Restaurant information
- Established: 1971
- Location: 3440 Wilshire Blvd, Koreatown, Los Angeles, Los Angeles, California, United States
- Coordinates: 34°3′41.7414″N 118°17′56.511″W﻿ / ﻿34.061594833°N 118.29903083°W
- Website: https://www.cafebrassmonkey.com/

= Cafe Brass Monkey =

Dive bar and restaurant in Koreatown, Los Angeles, CA

Cafe Brass Monkey, also known as the Brass Monkey, is a karaoke dive bar and restaurant in the Koreatown neighborhood of Los Angeles, California.

== Overview ==
Opened in 1971, the Brass Monkey is a ski lodge style dive bar, described by the Los Angeles Times as "arguably L.A.'s best feel-good karaoke bar." The bar is frequented by industry players and celebrities such as: Margaret Cho, Matt Damon, Ben Affleck, John Mayer, Manny Pacquiao, Ben Stiller and Courtney Cox. The Brass Monkey has been described as Seth McFarlane's hangout choice and karaoke spot to sing Frank Sinatra.

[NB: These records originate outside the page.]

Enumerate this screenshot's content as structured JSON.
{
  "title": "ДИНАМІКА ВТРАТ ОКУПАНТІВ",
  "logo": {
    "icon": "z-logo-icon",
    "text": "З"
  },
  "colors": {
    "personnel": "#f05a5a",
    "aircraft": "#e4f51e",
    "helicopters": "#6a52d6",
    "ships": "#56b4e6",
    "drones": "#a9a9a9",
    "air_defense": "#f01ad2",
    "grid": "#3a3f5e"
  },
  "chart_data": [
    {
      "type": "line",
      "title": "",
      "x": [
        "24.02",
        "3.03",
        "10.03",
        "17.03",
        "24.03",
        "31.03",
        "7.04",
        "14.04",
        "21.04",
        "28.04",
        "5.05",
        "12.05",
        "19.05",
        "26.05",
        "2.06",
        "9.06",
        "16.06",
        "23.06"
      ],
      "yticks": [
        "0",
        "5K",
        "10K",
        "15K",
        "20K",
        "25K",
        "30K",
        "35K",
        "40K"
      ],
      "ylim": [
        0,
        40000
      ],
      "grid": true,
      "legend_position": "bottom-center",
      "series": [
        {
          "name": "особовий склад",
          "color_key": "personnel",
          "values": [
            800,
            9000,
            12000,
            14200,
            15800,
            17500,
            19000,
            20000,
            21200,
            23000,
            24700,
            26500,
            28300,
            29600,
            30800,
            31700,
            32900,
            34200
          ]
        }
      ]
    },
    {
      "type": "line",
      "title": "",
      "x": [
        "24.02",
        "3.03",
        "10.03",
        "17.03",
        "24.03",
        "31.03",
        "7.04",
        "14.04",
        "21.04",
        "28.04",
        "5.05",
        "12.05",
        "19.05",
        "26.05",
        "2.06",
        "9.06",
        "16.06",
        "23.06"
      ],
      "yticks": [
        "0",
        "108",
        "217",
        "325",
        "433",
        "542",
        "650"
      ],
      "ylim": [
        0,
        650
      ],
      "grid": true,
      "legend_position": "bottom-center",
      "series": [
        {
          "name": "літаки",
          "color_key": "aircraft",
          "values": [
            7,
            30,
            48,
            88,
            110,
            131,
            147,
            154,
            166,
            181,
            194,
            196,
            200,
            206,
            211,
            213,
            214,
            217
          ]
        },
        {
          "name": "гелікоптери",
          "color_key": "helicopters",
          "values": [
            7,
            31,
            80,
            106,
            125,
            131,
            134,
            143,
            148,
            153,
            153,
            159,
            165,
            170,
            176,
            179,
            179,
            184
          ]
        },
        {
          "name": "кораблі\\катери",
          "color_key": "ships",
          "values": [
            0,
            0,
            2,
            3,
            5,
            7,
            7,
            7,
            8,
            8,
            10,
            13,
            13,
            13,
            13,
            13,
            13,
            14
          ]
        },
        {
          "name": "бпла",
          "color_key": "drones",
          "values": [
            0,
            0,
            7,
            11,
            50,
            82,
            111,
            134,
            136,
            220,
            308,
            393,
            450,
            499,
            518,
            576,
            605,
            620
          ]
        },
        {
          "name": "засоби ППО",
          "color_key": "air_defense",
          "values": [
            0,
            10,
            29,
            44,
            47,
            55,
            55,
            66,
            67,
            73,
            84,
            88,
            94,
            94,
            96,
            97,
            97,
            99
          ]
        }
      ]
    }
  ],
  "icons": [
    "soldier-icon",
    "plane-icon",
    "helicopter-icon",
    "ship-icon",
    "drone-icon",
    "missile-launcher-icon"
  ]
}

As of November 2022, owner Alan Spear has run the Brass Monkey for more than three decades, and was regarded as "L.A. karaoke royalty" by the Los Angeles Times.

== Reception ==
The Brass Monkey has featured on several lists from publications like Los Angeles Magazine's "The 5 Coolest Karaoke Bars in L.A." (2022), LA Weekly's "The 10 Best Bars in Los Angeles" (2017), and Thrillist's "10 best karaoke bars in LA" (2014), including being described by the LA Times as a "Feel-Good-Favorite."